# An ideal crawl technique.



## Chris Hobson (Aug 30, 2022)

Following on from my earlier post about kick drills, we have got our legs sorted so what about our arms. From my own experience and from watching the kid's classes at the pool, I have reached the conclusion that just about everyone learns to do the crawl by starting out doing it badly and then eliminating faults one by one. First some terminology. Our arms move in a sort of eliptical motion which has two phases. The pull phase when our arm is in the water and we are propelling ourselves forward. The recovery phase when our arm is out of the water and reaching forward before starting the next pull. Now, time to start ironing out those faults.

Hooking. When reaching forward to start our next pull our elbow is bent and our hand is entering the water in front of our face. This is a problem firstly because the hand entering the water at an angle is actually briefly propelling us backwards which we obviously don't want. Secondly the bent arm shortens our pull phase, we want our pull to be as long as possible so bent arm bad ok. My solution to this fault was to over compensate by doing my recovery phase really wide until I got the hang of it.

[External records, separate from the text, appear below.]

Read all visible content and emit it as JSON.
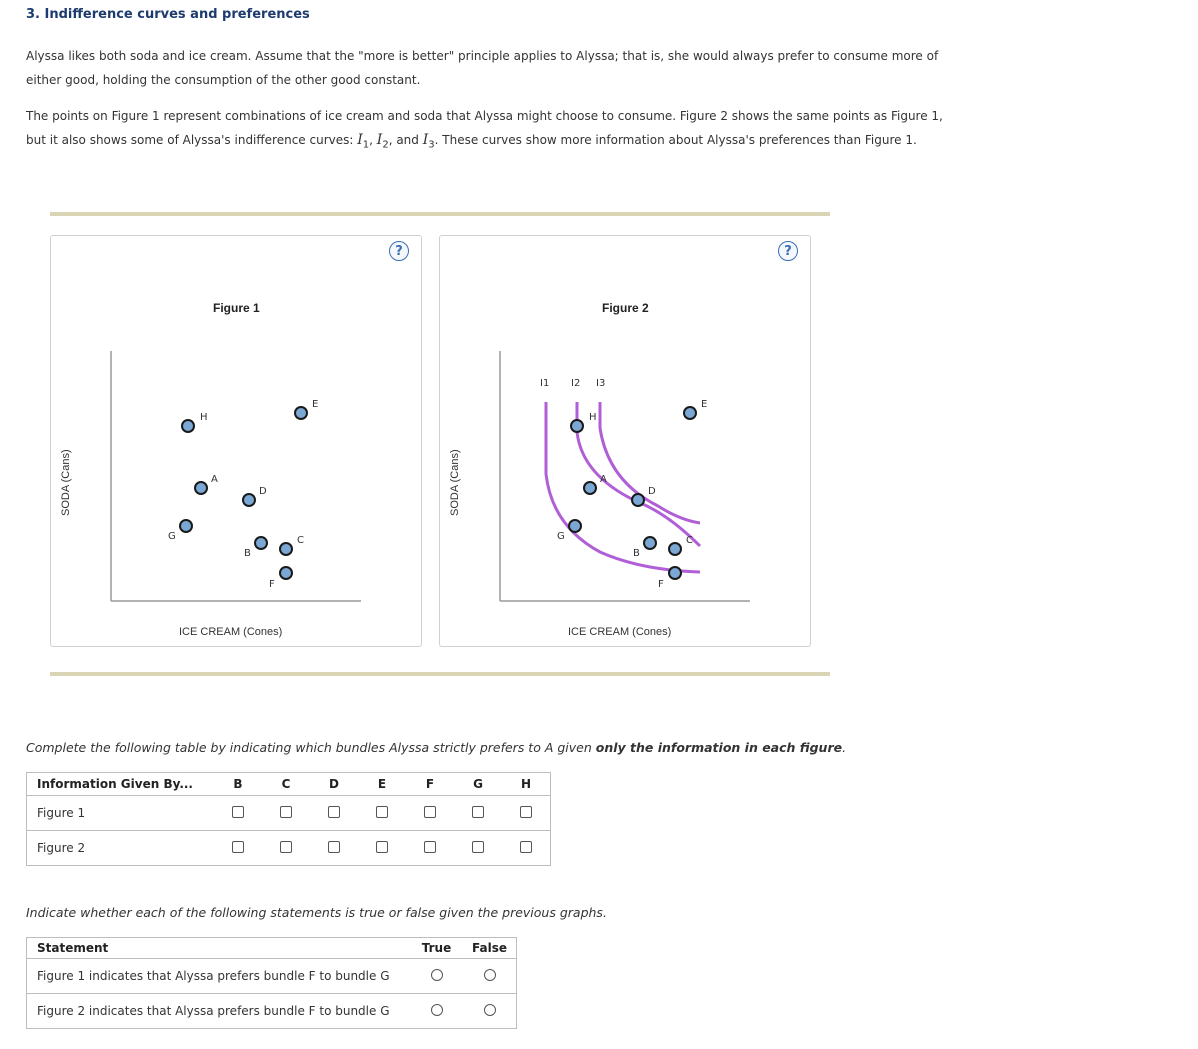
{
  "heading": "3. Indifference curves and preferences",
  "para1": "Alyssa likes both soda and ice cream. Assume that the \"more is better\" principle applies to Alyssa; that is, she would always prefer to consume more of either good, holding the consumption of the other good constant.",
  "para2_parts": {
    "before": "The points on Figure 1 represent combinations of ice cream and soda that Alyssa might choose to consume. Figure 2 shows the same points as Figure 1, but it also shows some of Alyssa's indifference curves: ",
    "i1": "I",
    "i1_sub": "1",
    "sep1": ", ",
    "i2": "I",
    "i2_sub": "2",
    "sep2": ", and ",
    "i3": "I",
    "i3_sub": "3",
    "after": ". These curves show more information about Alyssa's preferences than Figure 1."
  },
  "help_icon_text": "?",
  "figure1": {
    "title": "Figure 1",
    "ylabel": "SODA (Cans)",
    "xlabel": "ICE CREAM (Cones)"
  },
  "figure2": {
    "title": "Figure 2",
    "ylabel": "SODA (Cans)",
    "xlabel": "ICE CREAM (Cones)",
    "curve_labels": [
      "I1",
      "I2",
      "I3"
    ]
  },
  "points": [
    "H",
    "E",
    "A",
    "D",
    "G",
    "B",
    "C",
    "F"
  ],
  "colors": {
    "point_fill": "#7ba7d4",
    "point_stroke": "#1a1a1a",
    "curve": "#b05fd6",
    "rule": "#d8d4b4",
    "heading": "#1d3b6e",
    "help": "#3a6fb5"
  },
  "instruction1": {
    "before": "Complete the following table by indicating which bundles Alyssa strictly prefers to A given ",
    "bold": "only the information in each figure",
    "after": "."
  },
  "table1": {
    "header": "Information Given By...",
    "columns": [
      "B",
      "C",
      "D",
      "E",
      "F",
      "G",
      "H"
    ],
    "rows": [
      "Figure 1",
      "Figure 2"
    ]
  },
  "instruction2": "Indicate whether each of the following statements is true or false given the previous graphs.",
  "table2": {
    "header": "Statement",
    "true_label": "True",
    "false_label": "False",
    "rows": [
      "Figure 1 indicates that Alyssa prefers bundle F to bundle G",
      "Figure 2 indicates that Alyssa prefers bundle F to bundle G"
    ]
  }
}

Head too high. Our body needs to stay horizontal in order to progress efficiently. I've never really understood why this is but if we lift our head up our legs sink and mess up our streamlined position in the water. For most people getting their head down is no problem, they come unstuck every time they have to take a breath. When doing the crawl we breath out through our mouth and nose while under the water. We breath in by turning our head to the side just enough so that we can breath in through our mouth without taking a drink. Whether we breath in every other stroke, every third stroke or every fourth stroke tends to be down to individual preference, I normally breath every three. We need to avoid lifting our head and concentrate on just turning to the side.

Finishing pull too early. The pull needs to be as long as possible. Our hand needs to brush our thigh just above the knee before we move into the recovery phase.

These are the biggest problems that contribute to poor crawl technique. Once these are dealt with we are down to the fine tuning, maybe for a later post.


----------



## Lucyr (Aug 30, 2022)

All my swimming was learnt by going at the same time as the kids lessons and listening to their teachers correct them to improve their technique! It’s a good strategy. I really miss swimming and would love to go again but not sure how I could get back into it, especially since the suspected chronic fatigue syndrome. I only did breaststroke but was working on my technique and speed.


----------



## Lisa5466 (Nov 13, 2022)

I'm currently having lessons in Crawley. I've managed to sort the legs, arms and face down issues, but can't for the life of me manage the sideways head turn to breathe. Every breath results in a mouthful and a coughing fit! Will keep trying....apparently one day it will all click


----------



## Lucyr (Nov 14, 2022)

Lisa5466 said:


> I'm currently having lessons in Crawley. I've managed to sort the legs, arms and face down issues, but can't for the life of me manage the sideways head turn to breathe. Every breath results in a mouthful and a coughing fit! Will keep trying....apparently one day it will all click


I don’t think I’d be much good at the sideways breathing either. You’re doing more than me in managing the rest of the crawl though, I only manage breaststroke


----------



## Chris Hobson (Nov 14, 2022)

I had the same problem when I wanted to change from breathing every four strokes to breathing every three. I had always turned to the left to breath which I could do fine, but in order to breath on every third stroke I had to learn what is termed bilateral breathing, taking every alternate breath by turning to the right. I was either getting a mouthful of water or turning my head so far that I was looking at the ceiling. At the time I was attending the masters swim classes at Beverley leisure centre. The coach there used to split his time between two groups. The proper swimmers and the bunch of wannabees that I was in. At the start of one class I mentioned the problem that I was having with the breathing and he said "Right, that's your task for tonight, get going up and down the pool and by the end of the session I want to see you doing it right." So I set on and by the end of the night I had pretty much cracked it.


----------